The observed differences between the two views of the LIS field can be interpreted as meaning that, compared to ARL librarians, LIS faculty have discovered more connections between LIS and related fields such as management as well as between ‘soft’ IR (i.e., IR interaction) and ‘hard’ IR (i.e., IR systems). They also seem to have discovered some common theoretical foundations for both camps of the LIS field.
This case study explored the effect of field delineation on ACA studies of the intellectual structure of the LIS field. The major overall intellectual structure as indicated both by major specialties identified and by the overall interrelationships between them as mapped out via ACA, remains largely the same when the source papers are from two journal sets that differ in about one third of the journals included.
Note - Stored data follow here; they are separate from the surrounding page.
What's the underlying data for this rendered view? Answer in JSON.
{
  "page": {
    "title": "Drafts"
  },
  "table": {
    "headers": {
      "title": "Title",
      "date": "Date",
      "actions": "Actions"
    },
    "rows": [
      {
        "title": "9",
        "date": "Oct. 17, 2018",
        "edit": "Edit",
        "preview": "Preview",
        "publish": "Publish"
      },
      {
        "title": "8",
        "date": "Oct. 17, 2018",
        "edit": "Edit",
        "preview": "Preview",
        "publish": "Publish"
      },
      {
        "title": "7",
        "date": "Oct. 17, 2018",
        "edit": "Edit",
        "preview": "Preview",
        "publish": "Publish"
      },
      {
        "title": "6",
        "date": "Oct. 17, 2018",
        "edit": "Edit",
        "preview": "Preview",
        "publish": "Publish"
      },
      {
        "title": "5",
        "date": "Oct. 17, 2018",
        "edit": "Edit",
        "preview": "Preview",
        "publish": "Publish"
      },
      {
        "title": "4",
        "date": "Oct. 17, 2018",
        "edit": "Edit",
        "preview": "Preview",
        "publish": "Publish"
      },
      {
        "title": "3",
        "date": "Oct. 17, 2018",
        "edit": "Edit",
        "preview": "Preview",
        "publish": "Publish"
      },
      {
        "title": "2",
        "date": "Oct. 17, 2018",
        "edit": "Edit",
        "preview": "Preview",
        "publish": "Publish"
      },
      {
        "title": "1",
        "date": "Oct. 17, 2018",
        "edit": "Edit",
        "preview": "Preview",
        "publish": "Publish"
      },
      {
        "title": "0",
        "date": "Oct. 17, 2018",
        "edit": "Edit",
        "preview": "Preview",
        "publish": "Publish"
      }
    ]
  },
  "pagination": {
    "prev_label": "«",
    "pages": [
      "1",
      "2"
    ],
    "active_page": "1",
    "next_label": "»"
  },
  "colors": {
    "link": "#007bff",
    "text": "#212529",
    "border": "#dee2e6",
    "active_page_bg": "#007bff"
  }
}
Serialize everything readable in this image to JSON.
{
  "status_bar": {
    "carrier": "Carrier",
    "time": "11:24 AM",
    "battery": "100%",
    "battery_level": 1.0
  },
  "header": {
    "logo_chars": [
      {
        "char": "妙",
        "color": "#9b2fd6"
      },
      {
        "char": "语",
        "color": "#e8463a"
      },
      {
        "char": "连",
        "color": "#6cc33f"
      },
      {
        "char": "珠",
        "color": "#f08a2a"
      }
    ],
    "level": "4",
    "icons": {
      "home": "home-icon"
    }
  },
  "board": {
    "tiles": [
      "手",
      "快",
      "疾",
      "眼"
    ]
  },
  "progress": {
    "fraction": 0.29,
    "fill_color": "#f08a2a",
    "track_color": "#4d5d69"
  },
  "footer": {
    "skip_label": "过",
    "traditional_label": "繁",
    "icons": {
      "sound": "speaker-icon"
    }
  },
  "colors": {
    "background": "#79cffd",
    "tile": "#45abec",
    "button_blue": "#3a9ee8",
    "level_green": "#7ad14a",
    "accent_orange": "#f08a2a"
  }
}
The two views of the LIS field do however differ at a more detailed level of analysis. Sizes of some major specialties and the strengths of connections between mainstream LIS and its extensions are examples. The differences we find suggest that research valued by the deans has found more diverse as well as stronger connections between mainstream LIS and the extensions to it as well as between different areas within the mainstream, than research valued more by the ARL directors has.
We conclude that field delineation is not crucial to ACA studies of research fields, provided the emphasis of a study is on the major overall structure of a research field. A good sample of the literature may work well enough in many cases, and a complete and clean dataset is justified only when the extra cost is not overwhelmingly high.
The detailed differences we find, however, also suggest that studies that aim to go into great detail or which try to shed light on particularly subtle research policy issues may need to pay serious attention to the way that they delineate their fields.
This study was supported in part by the Social Sciences and Humanities Research Council of Canada.